Brother Nut gets instant fame in Beijing with his ‘Project Dust’

Beijing has been seeing tough days, with a beige-gray miasma of smog, making hospitals packed with people complaining about respiratory issues. The residents hoped that the city was over the worst of its chronic pollution, but it doesn’t seem so.

But a performance artist ‘Brother Nut’ has something solid to show from the acrid soup in the air. It is a brick of condensed pollution.

The artist dragged a roaring, industrial-strength vacuum cleaner around the Chinese capital’s landmarks for around 100 days, taking in dust from the air.

He mixed the collected gray substance with red clay for creating a tiny but potent symbol of the air problems in the city.

In an interview on Tuesday, he explained, “Dust represents the side effects of humankind’s development, including smog and building-site dust. When I first arrived in Beijing, I wore a hygienic mask for a few days, but later I stopped. In smog like this, there’s no escaping”.
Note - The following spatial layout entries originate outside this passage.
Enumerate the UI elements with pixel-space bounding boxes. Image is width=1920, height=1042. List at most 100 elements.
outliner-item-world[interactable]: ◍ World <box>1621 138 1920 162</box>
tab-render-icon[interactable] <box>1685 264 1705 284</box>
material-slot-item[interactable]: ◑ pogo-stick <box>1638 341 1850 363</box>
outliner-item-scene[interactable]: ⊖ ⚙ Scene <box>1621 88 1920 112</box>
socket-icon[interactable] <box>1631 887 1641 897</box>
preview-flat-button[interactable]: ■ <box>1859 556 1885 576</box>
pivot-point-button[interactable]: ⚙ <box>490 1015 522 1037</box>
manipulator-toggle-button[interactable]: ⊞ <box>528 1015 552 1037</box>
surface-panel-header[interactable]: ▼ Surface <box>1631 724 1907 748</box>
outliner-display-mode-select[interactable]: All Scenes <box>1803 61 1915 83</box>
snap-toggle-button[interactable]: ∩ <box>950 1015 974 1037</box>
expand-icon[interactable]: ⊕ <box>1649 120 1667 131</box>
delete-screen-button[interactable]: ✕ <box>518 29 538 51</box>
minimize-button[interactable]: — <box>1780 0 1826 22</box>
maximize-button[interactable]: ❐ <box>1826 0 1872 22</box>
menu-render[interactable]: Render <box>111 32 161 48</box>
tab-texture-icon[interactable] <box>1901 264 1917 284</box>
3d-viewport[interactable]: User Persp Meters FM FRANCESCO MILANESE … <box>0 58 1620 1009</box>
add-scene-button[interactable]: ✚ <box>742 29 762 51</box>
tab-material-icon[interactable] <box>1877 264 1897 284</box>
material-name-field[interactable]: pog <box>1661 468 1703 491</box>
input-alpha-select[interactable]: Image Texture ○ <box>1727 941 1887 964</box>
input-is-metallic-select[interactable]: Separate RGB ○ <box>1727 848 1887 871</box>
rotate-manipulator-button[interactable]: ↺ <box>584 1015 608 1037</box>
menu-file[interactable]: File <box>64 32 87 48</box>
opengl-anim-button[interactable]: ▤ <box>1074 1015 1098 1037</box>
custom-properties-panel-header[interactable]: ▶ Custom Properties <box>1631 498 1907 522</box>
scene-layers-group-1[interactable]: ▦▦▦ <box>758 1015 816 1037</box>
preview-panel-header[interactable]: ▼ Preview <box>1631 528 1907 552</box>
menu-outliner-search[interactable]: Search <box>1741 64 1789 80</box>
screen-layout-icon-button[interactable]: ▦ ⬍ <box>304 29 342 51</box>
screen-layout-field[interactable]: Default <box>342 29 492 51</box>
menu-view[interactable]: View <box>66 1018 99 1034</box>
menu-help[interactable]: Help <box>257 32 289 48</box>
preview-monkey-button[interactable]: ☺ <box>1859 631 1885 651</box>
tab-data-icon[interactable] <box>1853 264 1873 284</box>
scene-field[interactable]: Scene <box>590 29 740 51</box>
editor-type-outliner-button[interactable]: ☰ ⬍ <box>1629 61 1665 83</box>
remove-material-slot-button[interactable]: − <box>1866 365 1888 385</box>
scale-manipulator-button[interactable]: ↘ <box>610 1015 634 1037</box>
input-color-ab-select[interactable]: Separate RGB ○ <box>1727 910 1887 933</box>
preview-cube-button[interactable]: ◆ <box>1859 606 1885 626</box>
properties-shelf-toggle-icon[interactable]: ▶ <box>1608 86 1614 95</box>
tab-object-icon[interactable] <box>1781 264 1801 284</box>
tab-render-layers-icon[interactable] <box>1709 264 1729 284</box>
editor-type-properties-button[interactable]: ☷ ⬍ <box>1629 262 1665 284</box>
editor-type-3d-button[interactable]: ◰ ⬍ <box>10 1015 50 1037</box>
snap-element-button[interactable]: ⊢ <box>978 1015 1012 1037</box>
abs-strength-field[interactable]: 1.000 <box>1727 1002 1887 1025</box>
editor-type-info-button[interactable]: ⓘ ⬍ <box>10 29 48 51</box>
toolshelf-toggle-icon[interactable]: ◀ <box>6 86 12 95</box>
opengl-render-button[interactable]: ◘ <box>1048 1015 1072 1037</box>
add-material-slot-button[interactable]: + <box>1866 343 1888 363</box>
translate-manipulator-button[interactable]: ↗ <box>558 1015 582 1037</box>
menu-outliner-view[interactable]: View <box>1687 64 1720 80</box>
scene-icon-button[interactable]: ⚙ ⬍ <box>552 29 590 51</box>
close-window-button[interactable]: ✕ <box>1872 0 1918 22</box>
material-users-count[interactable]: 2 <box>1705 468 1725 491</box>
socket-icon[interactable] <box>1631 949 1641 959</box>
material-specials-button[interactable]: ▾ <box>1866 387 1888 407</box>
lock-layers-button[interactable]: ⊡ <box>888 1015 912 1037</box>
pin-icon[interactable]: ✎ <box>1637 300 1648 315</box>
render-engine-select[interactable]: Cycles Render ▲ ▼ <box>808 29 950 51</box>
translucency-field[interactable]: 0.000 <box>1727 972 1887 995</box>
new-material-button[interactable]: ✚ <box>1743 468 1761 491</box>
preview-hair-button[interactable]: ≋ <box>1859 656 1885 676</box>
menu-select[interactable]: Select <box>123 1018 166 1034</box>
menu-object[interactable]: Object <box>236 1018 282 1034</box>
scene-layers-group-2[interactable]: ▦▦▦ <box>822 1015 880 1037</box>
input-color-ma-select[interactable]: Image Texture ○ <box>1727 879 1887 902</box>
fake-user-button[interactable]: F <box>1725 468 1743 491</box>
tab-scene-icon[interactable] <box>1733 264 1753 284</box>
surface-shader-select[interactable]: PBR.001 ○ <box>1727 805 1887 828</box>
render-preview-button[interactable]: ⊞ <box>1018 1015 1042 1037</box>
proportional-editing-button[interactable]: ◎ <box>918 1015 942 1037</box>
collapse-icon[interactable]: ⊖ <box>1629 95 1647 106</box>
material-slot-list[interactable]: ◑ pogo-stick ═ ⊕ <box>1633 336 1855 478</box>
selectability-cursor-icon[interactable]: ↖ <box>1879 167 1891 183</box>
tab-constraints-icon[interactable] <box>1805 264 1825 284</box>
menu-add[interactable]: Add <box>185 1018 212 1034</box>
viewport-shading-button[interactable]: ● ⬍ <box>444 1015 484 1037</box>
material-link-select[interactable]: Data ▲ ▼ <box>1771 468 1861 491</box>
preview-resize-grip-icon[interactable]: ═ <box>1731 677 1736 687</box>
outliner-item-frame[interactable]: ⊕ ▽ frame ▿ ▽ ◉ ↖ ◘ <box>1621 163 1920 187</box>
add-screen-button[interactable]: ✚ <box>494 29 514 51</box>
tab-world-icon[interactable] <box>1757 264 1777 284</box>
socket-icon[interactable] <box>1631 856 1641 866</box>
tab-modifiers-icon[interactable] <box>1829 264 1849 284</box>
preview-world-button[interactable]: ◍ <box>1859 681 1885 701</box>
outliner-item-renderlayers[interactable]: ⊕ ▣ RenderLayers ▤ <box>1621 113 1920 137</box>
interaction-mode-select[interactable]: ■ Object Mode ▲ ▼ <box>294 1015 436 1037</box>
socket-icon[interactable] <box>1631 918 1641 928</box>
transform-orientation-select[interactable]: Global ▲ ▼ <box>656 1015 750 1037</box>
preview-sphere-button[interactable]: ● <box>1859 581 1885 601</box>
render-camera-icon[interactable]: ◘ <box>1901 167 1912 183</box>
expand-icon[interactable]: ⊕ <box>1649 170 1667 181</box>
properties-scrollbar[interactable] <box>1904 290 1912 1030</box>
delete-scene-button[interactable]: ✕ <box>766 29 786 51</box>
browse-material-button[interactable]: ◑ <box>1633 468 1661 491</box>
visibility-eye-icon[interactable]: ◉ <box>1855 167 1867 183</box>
His ‘Project Dust’ reports in the Chinese media have come along with the worst smog in over a year throughout northern China. The reports have made Brother Nut, whose actual name is Wang Renzheng, instantly famous in the city.

One of over 4,000 often-rueful comments on an online photo gallery of Brother Nut’s project read ‘Roughly everybody in Beijing would have a brick in their stomachs, older people, maybe five’.

The smog wave made an entry across northern China on Monday, shortly prior to the start of negotiations in Paris.